决定添加到的Extent的offset，
对并发的请求进行排序；
将数据append到选择好的offset的后面；
所以的append操作都返回成功之后才给Client返回成功；

 As appends commit in order for a replica, the last append position is considered to be the current commit length of the replica. We ensure that the bits are the same between all replicas by the fact that the primary EN for an extent never changes, ...

当一个Extent增长到一定的大小的时候，就需要对去进行sealing操作。这个是在ENs里面完成的。SM会首先询问三个数据副本这个Extent的长度。当发现长度不等的时候会选择最小的长度做为sealing的长度。这样做并不会导致数据丢失，因为primary只会在都保存成功的时候才返回成功，

Once the sealing is done, the commit length of the extent will never be changed. If an EN was not reachable by the SM during the sealing process but later becomes reachable, the SM will force the EN to synchronize the given extent to the chosen commit length. This ensures that once an extent is sealed, all its available replicas (the ones the SM can eventually reach) are bitwise identical.
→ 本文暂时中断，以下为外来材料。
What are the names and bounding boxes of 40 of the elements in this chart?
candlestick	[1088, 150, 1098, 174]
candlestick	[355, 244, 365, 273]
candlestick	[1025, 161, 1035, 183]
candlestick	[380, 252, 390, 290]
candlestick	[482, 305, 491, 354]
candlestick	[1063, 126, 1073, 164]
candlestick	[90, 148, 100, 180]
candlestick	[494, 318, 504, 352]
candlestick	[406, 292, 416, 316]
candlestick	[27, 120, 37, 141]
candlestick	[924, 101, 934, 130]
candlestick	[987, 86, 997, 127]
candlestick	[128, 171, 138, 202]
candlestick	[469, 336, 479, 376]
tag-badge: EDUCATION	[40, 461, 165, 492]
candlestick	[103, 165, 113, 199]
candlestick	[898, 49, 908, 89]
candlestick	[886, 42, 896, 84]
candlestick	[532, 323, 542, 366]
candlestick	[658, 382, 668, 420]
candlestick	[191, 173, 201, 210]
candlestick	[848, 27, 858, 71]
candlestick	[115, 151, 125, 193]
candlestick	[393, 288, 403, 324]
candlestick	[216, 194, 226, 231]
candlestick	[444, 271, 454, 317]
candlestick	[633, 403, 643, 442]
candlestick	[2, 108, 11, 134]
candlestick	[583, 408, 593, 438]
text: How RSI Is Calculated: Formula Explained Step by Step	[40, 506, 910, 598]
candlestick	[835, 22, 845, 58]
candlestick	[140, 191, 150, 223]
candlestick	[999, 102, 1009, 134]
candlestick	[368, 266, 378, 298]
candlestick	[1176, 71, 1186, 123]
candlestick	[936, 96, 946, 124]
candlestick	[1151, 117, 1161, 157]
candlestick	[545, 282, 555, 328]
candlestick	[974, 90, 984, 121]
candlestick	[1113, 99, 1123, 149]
这里关于这里Paper中还有一些读取模式和优化的讨论。

Partition Layer

Partition Layer则是在Stream Layer的基础上实现其它的功能，主要负责的任务如下：

 (a) data model for the different types of objects stored, 
 
 (b) logic and semantics to process the different types of objects, 
 
 (c) massively scalable namespace for the objects, 
 
 (d) load balancing to access objects across the available partition servers, and 
 
 (e) transaction ordering and strong consistency for access to objects.

在这里的一个重要的内部结构就是Object Table (OT)，可能是一个数PB级别的一个巨大的表。这么大的表是必须分区保存的。OT会被动态地划分为RangePartition。Partition Map Table 负责保存RangePartitions到partition server得映射关系，用于路由Front End的请求。架构图：

was-partition-layer

Partition Manager (PM)，负责将Object Tables划分为RangePartitions，在交给Partition Server保存。这些信息会被PM保存到Partition Map Table中。PM会保证每一个RangePartition同一时刻只会被分配到一个PS，这里就要利用到Lock Service，不同的RangePartition之间是不会有重叠的。这里还负责处理负载均衡的问题。

Partition Server (PS) ，复制处理PM分配的RangePartitions上面的请求。这里的数据都交给Stream Layer保存。

 maintains a memory cache of the partition state for efficiency. The system guarantees that no two partition servers can serve the same RangePartition at the same time by using leases with the Lock Service. This allows the PS to provide strong consistency and ordering of concurrent transactions to objects for a RangePartition it is serving. A PS can concurrently serve multiple RangePartitions from different OTs.

Lock Service，这个是个类似于Chubby的系统，PM的领导选举和PS的服务租约都需要用到这个lock service。这里做的方式也和使用Chubby的没有很大的不同。从上面的图中看，这里是处理Partition Layer之外的，是一个单独的lock service。

RangePartition也是使用了LSM-tree来持久化保存数据，每一个RangePartition又一组的Stream组成：Metadata Stream，Commit Log Stream，Row Data Stream，Blob Data Stream。内存中的Memtable功能就是LSM-tree中的Memtable，保存最近更新的一些信息。此外还使用Index Cache来Cache index的数据，Row Data Cache缓存的就是行数据。当一个写入请求到达 RangePartition得时候，操作的信息会先被append到Commit Log 中，然后被添加到Memtable里面。这里时候就可以返回client成功的信息了。当Memtable或者Commit Log Stream达到一定的大小的时候，Memtable就会被持久化保存到row data stream中，这个时候Commit Log Stream也就可以移除了。这里也就相当于一个checkpoint，为了减少checkpo的数量，PS会定期地合并它们。

评估

这里详细的信息参看[1].

参考

Windows Azure Storage: A Highly Available Cloud Storage Service with Strong Consistency, SOSP’11.